The higher acetate production observed during this reactant switch from CO2 to CO for all FFPs also suggests a stronger dependence of product distribution on local alkalinity around the catalyst layer. The concentration of local OH− ions during ECOR are more than one order of magnitude higher than for ECO2R41, where neutralization by buffering reactions with CO2 occurs. It has been shown before that these abundant hydroxide ions react with the CH2CO intermediates (Equation S40 in Supplementary Notes) relevant for ethylene and ethanol, leading to a switch in product towards acetate.46,47 A moderate interfacial pH, observed during ECO2R (pH < 12–13)48 is then beneficial to avoid this switch from ethylene/ethanol to acetate. However, modulating interfacial pH in these catholyte free MEA cells at higher current densities is quite challenging, as this would require modifications either in the type of the ion exchange membrane used or ionomers49 within the catalyst coated GDL.
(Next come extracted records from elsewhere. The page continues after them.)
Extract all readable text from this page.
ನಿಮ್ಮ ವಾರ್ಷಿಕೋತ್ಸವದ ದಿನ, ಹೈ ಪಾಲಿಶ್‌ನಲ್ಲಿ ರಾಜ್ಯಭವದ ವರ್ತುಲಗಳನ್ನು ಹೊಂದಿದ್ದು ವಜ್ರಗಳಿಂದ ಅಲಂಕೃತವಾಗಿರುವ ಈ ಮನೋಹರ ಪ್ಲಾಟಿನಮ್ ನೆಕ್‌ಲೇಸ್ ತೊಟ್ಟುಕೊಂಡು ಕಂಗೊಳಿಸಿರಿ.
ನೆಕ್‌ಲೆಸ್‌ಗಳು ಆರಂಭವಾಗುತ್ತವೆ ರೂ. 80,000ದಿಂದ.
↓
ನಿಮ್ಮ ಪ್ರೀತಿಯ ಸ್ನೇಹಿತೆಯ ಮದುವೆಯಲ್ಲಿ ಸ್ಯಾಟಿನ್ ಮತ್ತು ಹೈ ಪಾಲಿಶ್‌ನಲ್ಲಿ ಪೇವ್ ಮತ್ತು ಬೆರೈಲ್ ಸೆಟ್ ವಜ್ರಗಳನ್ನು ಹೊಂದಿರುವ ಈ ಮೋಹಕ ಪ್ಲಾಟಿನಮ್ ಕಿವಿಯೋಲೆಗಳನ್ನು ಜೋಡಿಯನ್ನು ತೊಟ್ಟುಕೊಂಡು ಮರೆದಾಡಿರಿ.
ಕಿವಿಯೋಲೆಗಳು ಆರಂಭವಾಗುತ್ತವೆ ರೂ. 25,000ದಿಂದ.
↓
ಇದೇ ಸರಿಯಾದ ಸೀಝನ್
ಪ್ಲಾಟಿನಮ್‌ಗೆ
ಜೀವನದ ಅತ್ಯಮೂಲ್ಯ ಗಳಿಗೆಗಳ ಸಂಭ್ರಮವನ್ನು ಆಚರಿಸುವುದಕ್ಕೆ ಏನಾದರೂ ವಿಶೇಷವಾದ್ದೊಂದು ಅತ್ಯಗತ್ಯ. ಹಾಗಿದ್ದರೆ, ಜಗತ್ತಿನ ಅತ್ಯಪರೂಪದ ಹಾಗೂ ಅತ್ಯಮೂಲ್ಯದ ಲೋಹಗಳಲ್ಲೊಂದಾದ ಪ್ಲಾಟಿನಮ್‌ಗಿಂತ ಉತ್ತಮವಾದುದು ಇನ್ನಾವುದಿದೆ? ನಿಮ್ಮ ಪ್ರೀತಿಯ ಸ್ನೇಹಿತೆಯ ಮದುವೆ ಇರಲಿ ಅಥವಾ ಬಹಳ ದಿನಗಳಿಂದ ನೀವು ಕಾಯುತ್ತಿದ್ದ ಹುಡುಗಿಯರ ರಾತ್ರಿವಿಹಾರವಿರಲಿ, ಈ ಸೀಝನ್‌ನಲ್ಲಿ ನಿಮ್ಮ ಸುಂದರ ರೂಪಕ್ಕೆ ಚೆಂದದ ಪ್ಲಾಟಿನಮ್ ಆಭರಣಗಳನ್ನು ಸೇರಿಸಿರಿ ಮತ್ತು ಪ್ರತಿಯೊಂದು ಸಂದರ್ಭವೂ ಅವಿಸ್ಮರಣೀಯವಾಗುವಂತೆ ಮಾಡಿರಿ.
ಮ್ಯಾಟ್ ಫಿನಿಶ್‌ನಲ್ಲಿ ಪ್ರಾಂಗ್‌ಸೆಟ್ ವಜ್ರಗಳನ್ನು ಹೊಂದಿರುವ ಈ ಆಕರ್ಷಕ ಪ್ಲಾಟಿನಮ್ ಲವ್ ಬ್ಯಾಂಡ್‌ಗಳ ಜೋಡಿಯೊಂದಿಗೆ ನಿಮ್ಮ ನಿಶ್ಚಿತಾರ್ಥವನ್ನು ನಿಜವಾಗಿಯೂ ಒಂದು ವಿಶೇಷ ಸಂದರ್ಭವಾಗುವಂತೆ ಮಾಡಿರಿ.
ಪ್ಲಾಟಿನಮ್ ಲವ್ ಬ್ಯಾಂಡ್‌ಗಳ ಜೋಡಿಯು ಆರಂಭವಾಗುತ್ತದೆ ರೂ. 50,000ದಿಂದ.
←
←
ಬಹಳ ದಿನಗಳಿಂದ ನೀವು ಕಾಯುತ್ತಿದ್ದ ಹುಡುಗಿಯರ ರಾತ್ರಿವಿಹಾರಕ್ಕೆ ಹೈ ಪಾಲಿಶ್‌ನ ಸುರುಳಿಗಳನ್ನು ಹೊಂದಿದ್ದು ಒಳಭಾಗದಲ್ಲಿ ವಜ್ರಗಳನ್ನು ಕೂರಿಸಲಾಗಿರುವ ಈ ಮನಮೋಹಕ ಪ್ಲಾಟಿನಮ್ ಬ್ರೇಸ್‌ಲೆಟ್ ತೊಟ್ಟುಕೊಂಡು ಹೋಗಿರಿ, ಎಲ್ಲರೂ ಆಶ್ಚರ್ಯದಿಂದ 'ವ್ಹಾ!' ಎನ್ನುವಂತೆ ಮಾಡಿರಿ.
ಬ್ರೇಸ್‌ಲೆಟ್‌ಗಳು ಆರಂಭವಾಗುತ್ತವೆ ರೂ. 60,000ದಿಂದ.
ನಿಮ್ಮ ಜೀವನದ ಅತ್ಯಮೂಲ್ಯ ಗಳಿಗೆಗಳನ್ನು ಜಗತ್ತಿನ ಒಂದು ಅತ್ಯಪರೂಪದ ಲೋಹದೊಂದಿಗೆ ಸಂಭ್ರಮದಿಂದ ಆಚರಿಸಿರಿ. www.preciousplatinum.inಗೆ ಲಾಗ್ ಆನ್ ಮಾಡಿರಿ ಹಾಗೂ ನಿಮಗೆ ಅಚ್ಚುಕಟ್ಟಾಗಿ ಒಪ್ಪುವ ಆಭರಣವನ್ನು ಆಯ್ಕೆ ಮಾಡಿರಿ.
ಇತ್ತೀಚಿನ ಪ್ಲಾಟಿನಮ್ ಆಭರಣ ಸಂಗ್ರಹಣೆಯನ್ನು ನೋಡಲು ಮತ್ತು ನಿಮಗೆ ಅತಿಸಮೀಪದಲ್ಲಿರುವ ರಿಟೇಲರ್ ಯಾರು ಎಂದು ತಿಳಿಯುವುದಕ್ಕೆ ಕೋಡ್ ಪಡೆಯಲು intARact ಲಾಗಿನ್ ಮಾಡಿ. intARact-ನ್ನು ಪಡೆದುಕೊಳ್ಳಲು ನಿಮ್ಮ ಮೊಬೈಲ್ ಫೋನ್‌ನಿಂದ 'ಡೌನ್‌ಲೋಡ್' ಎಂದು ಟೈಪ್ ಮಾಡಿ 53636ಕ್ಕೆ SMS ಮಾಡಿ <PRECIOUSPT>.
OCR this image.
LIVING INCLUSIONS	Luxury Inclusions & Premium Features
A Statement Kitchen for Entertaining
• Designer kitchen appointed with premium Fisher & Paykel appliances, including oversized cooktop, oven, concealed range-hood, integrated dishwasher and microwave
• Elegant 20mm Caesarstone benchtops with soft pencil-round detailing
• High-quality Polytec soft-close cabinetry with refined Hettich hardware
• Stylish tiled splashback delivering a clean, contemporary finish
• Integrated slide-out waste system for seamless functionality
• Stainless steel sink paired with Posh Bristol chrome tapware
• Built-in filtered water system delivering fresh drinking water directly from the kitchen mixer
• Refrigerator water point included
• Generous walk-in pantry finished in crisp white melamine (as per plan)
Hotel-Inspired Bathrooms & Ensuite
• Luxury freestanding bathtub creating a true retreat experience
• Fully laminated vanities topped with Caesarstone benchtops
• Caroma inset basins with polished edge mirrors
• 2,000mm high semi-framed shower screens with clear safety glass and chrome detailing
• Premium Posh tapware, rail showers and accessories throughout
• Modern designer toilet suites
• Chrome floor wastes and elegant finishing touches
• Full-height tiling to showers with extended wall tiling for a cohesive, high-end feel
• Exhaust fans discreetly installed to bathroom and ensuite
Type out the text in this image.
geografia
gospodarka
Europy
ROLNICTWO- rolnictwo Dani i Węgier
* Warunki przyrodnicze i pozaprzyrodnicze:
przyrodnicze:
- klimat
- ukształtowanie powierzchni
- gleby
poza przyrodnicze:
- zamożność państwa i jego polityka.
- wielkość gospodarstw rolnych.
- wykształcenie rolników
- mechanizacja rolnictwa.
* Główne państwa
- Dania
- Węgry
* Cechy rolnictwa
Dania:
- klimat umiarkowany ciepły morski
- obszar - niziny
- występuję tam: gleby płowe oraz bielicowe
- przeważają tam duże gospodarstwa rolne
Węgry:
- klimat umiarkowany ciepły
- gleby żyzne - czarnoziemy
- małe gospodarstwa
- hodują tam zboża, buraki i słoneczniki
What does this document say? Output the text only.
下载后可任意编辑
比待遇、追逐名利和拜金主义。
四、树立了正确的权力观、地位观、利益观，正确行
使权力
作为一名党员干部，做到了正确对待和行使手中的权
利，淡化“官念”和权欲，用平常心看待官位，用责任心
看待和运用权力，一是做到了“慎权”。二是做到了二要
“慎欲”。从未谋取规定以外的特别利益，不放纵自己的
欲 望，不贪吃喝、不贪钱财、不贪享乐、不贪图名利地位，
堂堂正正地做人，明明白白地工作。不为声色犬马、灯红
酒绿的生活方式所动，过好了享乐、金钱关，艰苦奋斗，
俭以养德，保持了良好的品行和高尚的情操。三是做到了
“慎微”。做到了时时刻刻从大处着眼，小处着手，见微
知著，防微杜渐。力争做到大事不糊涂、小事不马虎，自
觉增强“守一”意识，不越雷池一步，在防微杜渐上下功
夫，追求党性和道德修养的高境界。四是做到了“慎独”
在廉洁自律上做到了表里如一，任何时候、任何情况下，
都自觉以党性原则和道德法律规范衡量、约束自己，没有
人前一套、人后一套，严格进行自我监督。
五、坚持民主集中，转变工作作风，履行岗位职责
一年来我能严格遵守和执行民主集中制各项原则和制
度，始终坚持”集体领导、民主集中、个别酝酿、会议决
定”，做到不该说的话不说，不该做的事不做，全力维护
This interplay of product formation rates highlight important implications for CO electrolysis in zero gap MEA electrolyzers. Although ECOR is beneficial due to the absence of carbonate crossover and lower full cell voltages (Fig. 5b), the findings here show that these advantages comes at the expense of lower ethylene and ethanol formation rates. In addition, the calculated full cell energy efficiency (Supplementary Table 7) for a combined ethylene and ethanol production from ECOR is similar (23.4%) to CO2 ER (29%), highlighting the main benefit of CO ER lies in the long term operational stability, due to absence of carbonate formation at the cathode. Overall, this shows that CO2 electrolysis still has potential for producing high rates of ethylene and ethanol which have greater demand for replacement from current fossil fuel based production routes than acetic acid.
Finally, the major challenge that hinders commercialization of CO2 electrolyzers using Cu based catalysts lies in the inability to selectively produce ethylene or ethanol with high selectivity (> 70%). Most studies have however shown that a combined 70–80% selectivity towards ethylene and ethanol can be obtained at industrially relevant current densities. While these branching pathways towards ethylene and ethanol cannot be well controlled as shown in a recent study50, we posit here that researchers must look into a combined ethylene + ethanol selectivity as a performance metric. This is because, ethanol as a liquid product can be separated from the MEA reactor and further be used as a starting material to produce ethylene through catalytic dehydration reaction51.
Importantly, the energy requirements for this ethanol dehydration reaction to ethylene (45 kJ/mol of ethylene) are two orders of magnitude lower than a CO2 electrolyzer producing ethylene (2900 KJ/mol of CO2 )52. We then argue here that the research community should look into integrating catalytic dehydration of ethanol to ethylene as an additional process step to CO2 electrolysis in order to make it energy efficient and industrially viable.